If you weren't aware before, the Dutch are not big bakers. As far as I can tell, they aren't really much for the domestic arts: no Dutch Etsy; very few young people taking up knitting, crocheting, or sewing; and very little baking going on in the kitchens. I scavenged two major cities last year in an effort to find cake flour before I finally just gave up and had friends bring some over in their suitcases. When I asked about it in stores, I just got blank stares. I've had the same reaction for other ingredients like baking soda, molasses, corn syrup (no surprise considering the main sweetening source in Europe is the sugar beet), condensed milk, vanilla extract...good God, this list could go on forever! I will now add to that baker's chocolate.
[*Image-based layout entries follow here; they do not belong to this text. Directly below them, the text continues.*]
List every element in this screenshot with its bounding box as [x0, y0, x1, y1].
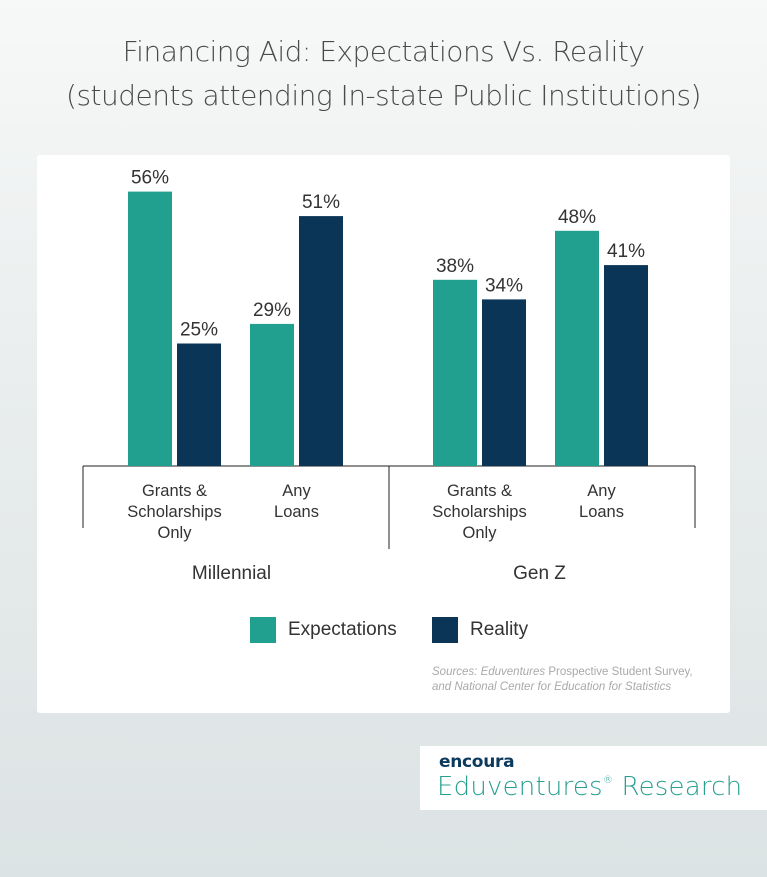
bar-reality-2-2 — [604, 265, 648, 466]
group-label: Gen Z — [513, 563, 566, 584]
sources-line-1-rest: Prospective Student Survey, — [545, 666, 693, 678]
data-label: 51% — [302, 192, 340, 213]
chart-title: Financing Aid: Expectations Vs. Reality … — [0, 30, 767, 118]
category-label: Any Loans — [274, 482, 319, 521]
brand-registered-mark: ® — [602, 775, 614, 786]
category-label: Grants & Scholarships Only — [432, 482, 526, 542]
data-label: 25% — [180, 320, 218, 341]
bar-expectations-2-1 — [433, 279, 477, 466]
brand-research: Research — [613, 772, 743, 802]
group-label: Millennial — [192, 563, 271, 584]
data-label: 34% — [485, 275, 523, 296]
sources-line-2: and National Center for Education for St… — [432, 681, 672, 693]
data-label: 48% — [558, 207, 596, 228]
category-label: Grants & Scholarships Only — [127, 482, 221, 542]
legend-label-expectations: Expectations — [288, 619, 397, 640]
data-label: 29% — [253, 300, 291, 321]
bar-reality-1-1 — [177, 343, 221, 466]
data-label: 41% — [607, 241, 645, 262]
brand-eduventures-research: Eduventures® Research — [437, 772, 742, 802]
legend-swatch-expectations — [250, 617, 276, 643]
legend-item-reality: Reality — [432, 617, 528, 643]
legend-label-reality: Reality — [470, 619, 529, 640]
legend-swatch-reality — [432, 617, 458, 643]
data-label: 38% — [436, 256, 474, 277]
data-label: 56% — [131, 168, 169, 189]
brand-eduventures: Eduventures — [437, 772, 603, 802]
bar-reality-2-1 — [482, 299, 526, 466]
brand-encoura: encoura — [439, 752, 515, 772]
legend-item-expectations: Expectations — [250, 617, 397, 643]
sources-prefix: Sources: — [432, 666, 481, 678]
bar-reality-1-2 — [299, 216, 343, 466]
category-label: Any Loans — [579, 482, 624, 521]
bar-expectations-1-2 — [250, 323, 294, 466]
bar-expectations-1-1 — [128, 191, 172, 466]
sources-name: Eduventures — [480, 666, 546, 678]
bar-expectations-2-2 — [555, 230, 599, 466]
sources-note: Sources: Eduventures Prospective Student… — [432, 665, 722, 695]
chart-card: 56% 25% Grants & Scholarships Only 29% 51% Any L… — [37, 155, 730, 713]
brand-logo: encoura Eduventures® Research — [420, 746, 767, 810]
title-line-1: Financing Aid: Expectations Vs. Reality — [122, 35, 645, 68]
bar-chart: 56% 25% Grants & Scholarships Only 29% 51% Any L… — [82, 168, 696, 584]
title-line-2: (students attending In-state Public Inst… — [66, 79, 701, 112]
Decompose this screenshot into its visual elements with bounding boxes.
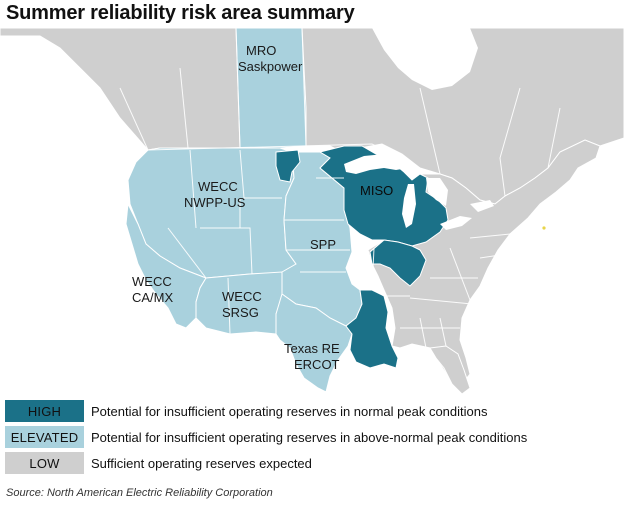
- label-texas-line1: Texas RE: [284, 341, 340, 356]
- label-wecc-camx-line2: CA/MX: [132, 290, 174, 305]
- source-note: Source: North American Electric Reliabil…: [6, 487, 273, 499]
- label-wecc-srsg-line2: SRSG: [222, 305, 259, 320]
- legend-swatch-high: HIGH: [5, 400, 84, 422]
- legend-desc-high: Potential for insufficient operating res…: [91, 403, 488, 419]
- legend-swatch-low: LOW: [5, 452, 84, 474]
- label-mro-line2: Saskpower: [238, 59, 303, 74]
- label-wecc-srsg-line1: WECC: [222, 289, 262, 304]
- region-miso-central: [369, 239, 427, 287]
- region-wecc-ca-mx: [125, 202, 207, 329]
- label-mro-line1: MRO: [246, 43, 276, 58]
- legend-swatch-elevated: ELEVATED: [5, 426, 84, 448]
- lake-superior: [344, 154, 408, 174]
- region-miso-south: [345, 289, 399, 369]
- legend-item-elevated: ELEVATED Potential for insufficient oper…: [5, 426, 527, 448]
- lake-ontario: [470, 200, 494, 212]
- legend-item-low: LOW Sufficient operating reserves expect…: [5, 452, 312, 474]
- label-texas-line2: ERCOT: [294, 357, 340, 372]
- label-miso: MISO: [360, 183, 393, 198]
- lake-huron: [426, 178, 448, 206]
- legend-item-high: HIGH Potential for insufficient operatin…: [5, 400, 487, 422]
- label-wecc-camx-line1: WECC: [132, 274, 172, 289]
- region-florida: [429, 345, 471, 395]
- lake-erie: [440, 216, 472, 230]
- region-miso-west-pocket: [275, 149, 301, 183]
- region-texas-re-ercot: [275, 293, 353, 393]
- label-wecc-nwpp-line1: WECC: [198, 179, 238, 194]
- marker-dot: [542, 226, 546, 230]
- label-wecc-nwpp-line2: NWPP-US: [184, 195, 246, 210]
- label-spp: SPP: [310, 237, 336, 252]
- risk-map-svg: MRO Saskpower WECC NWPP-US MISO SPP WECC…: [0, 28, 624, 396]
- map-title: Summer reliability risk area summary: [6, 2, 355, 24]
- risk-map: MRO Saskpower WECC NWPP-US MISO SPP WECC…: [0, 28, 624, 396]
- legend-desc-low: Sufficient operating reserves expected: [91, 455, 312, 471]
- boundary-lines: [119, 28, 561, 359]
- hudson-bay: [372, 28, 478, 90]
- lake-michigan: [402, 184, 416, 228]
- legend-desc-elevated: Potential for insufficient operating res…: [91, 429, 528, 445]
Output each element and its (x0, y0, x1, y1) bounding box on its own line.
Just straight up, plain old, nothing special baker's chocolate. The kind I found in my mom's pantry when I was young, thought I had hit the chocolate jackpot, and after one bite and realized my sorry mistake. Niek and I spent probably a good four hours hunting it down in Amsterdam and failed! Because, you know, I just needed to have the 1.5 oz. of baker's chocolate for the chocolate and peppermint crackle cookies, otherwise the recipe would be a disaster! After whining and crying a little bit I eventually did just give up and buy the chocolate with the highest cocoa content and the lowest amount of sugar. Incidentally, I found baker's chocolate the next day at the American & British store for about $9, but seeing as I had already dropped a small fortune on the fair trade, organic, grown in small batches by self-sustaining family farmers in South America, bitter, dark chocolate, I was no longer in the mood to pay for the privilege of buying what seemed to be a novelty food item.
The day I searched for ingredients wasn't all that bad. Here is my look of triumph from the spice store that actually had peppermint extract:
And here are the candy canes I found the next day after I realized the candy canes I bought last week were some sort of cherry flavor instead of the expected peppermint:
Now, Americans, would you or would you not assume these candy canes would be peppermint? They were also the strange, sweet flavor of the ones I had already purchased. This would be what I am now going to call a failure of visual culture cues. It's the false cognate of Christmas candy. Man, did I make an incorrect assumption about what stripes of red and white will tell you about sweets, or what? You'd think a country that truly seemed to love peppermint would have hopped on the candy cane band wagon, but nope, you'd be wrong! I used the candy canes anyway, just for the "crackle" effect, but then cut down on the sugar in the recipe.
All this searching high and low was for my favorite cookie, and do you know what? After all that ground work, all the effort, this is where they ended up:
They were probably the worst cookies I've ever made. It wasn't because of the candy canes or the lack of unsweetened chocolate. In the end, it was the peppermint extract. Taking a bite of one of these was like eating a tube of toothpaste. I'm not even sure the pepermunt aroma the woman sold to me was actually meant for consumption, even though she assured me it was. Blech! Oh, Nederland, why do you make it so hard sometimes? I think I may have contemplated flying back to America at this point just for the extract. Locating and also not being able to locate key ingredients took a bit of an emotional toll on me this week. And yes, I am aware of how overly dramatic that sounds, but it is Christmas, and I do like to bake, so I'm going to allow myself a moment of pity.
Despite my major failure with the crackle cookies, I did manage to back a few winners. Niek has made me promise to talk about those, too. So, I will leave you with some images that don't make me want to cry. In fact, they make me want to eat and then eat some more, and then eat a little more. Thank you, delicious cookies! Merry Christmas!